I've been a fan of Ray's 1974 single, "The Moonlight Special", ever since I first heard the song. It was on a 1983 Greatest Hits tape that RCA issued. The tape came into my possession during the early '90s when I located it at K-Mart. The song is a parody of the Midnight Special TV show which featured Wolfman Jack. I happen to think that the inability of a lot of teenagers and even young adults to laugh at themselves is why the single wasn't as big a hit as I think it should have been. As far as statistics go the single peaked just inside the Top-75 of the pop music chart and I believe it was based upon strength of sales instead of airplay. I did a blog entry about this single and titled it "Anniversary Under the Moonlight". 2009 had marked the single's 35th anniversary. The song itself is broken into three acts and the Sheep Dog acts as presenter/emcee. The Sheep Dog, of course, is the Wolfman Jack parody. Ray's own voice appears throughout singing the chorus of the song...but mostly the song is composed of his impressions of Wolfman Jack and the guests appearing on "The Moonlight Special".

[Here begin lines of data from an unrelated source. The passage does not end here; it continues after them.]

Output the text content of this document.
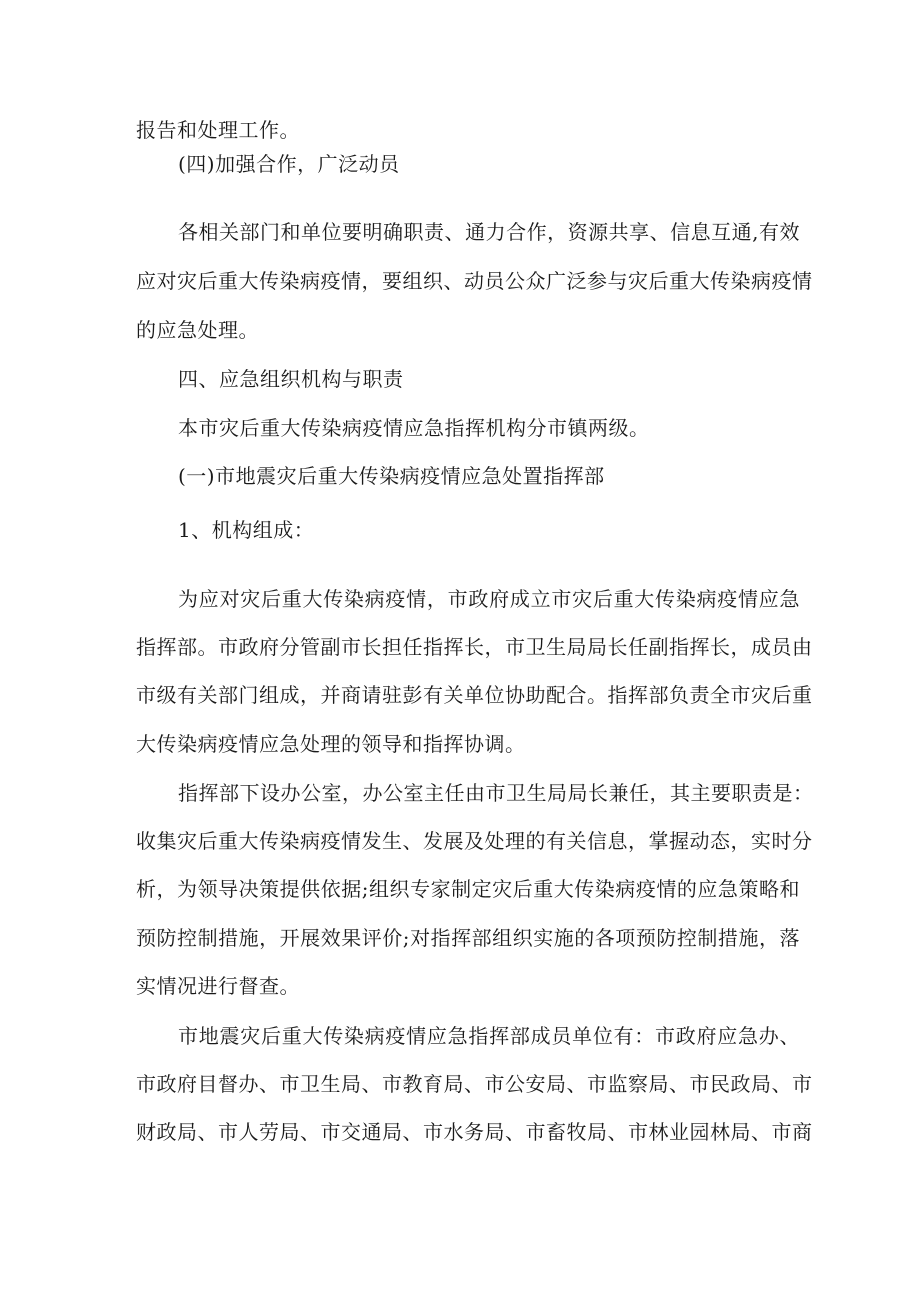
报告和处理工作。
(四)加强合作，广泛动员
各相关部门和单位要明确职责、通力合作，资源共享、信息互通,有效
应对灾后重大传染病疫情，要组织、动员公众广泛参与灾后重大传染病疫情
的应急处理。
四、应急组织机构与职责
本市灾后重大传染病疫情应急指挥机构分市镇两级。
(一)市地震灾后重大传染病疫情应急处置指挥部
1、机构组成：
为应对灾后重大传染病疫情，市政府成立市灾后重大传染病疫情应急
指挥部。市政府分管副市长担任指挥长，市卫生局局长任副指挥长，成员由
市级有关部门组成，并商请驻彭有关单位协助配合。指挥部负责全市灾后重
大传染病疫情应急处理的领导和指挥协调。
指挥部下设办公室，办公室主任由市卫生局局长兼任，其主要职责是：
收集灾后重大传染病疫情发生、发展及处理的有关信息，掌握动态，实时分
析，为领导决策提供依据;组织专家制定灾后重大传染病疫情的应急策略和
预防控制措施，开展效果评价;对指挥部组织实施的各项预防控制措施，落
实情况进行督查。
市地震灾后重大传染病疫情应急指挥部成员单位有：市政府应急办、
市政府目督办、市卫生局、市教育局、市公安局、市监察局、市民政局、市
财政局、市人劳局、市交通局、市水务局、市畜牧局、市林业园林局、市商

For those who want to hear an R&B, bluesy take on "Indian Love Call" look no further than Ray's version of the song. He recorded it in 1975 and it became a Top-40 country music hit. Surprisingly the single didn't do as well with the pop audiences and that's perhaps because the overall feel of the song didn't mesh with the sound of pop radio at the time...or another reason could be that pop music DJ's didn't like the song altogether, no matter whose singing it. Some songs just seem to have this vibe that causes DJ's or music buyers to freak out and they don't want to hear the song by any artist and perhaps "Indian Love Call" is one of those songs? If that's the case the sentiments don't extend to the pop-standards crowd who loved the first known recording by Nelson Eddy and Jeanette MacDonald in 1936. Slim Whitman recorded the song in 1952 and his version is often considered the definitive recording because of his yodeling techniques when phrasing some of the lyrics. Ray's version I'd assume was a sleeper hit with country audiences because it doesn't exactly sound 'country' and the origins of the song aren't 'country'. I will make the assumption that a big factor in the song's acceptance had to do with Ray himself and perhaps the country DJ's getting a kick out of Ray's bluesy arrangement.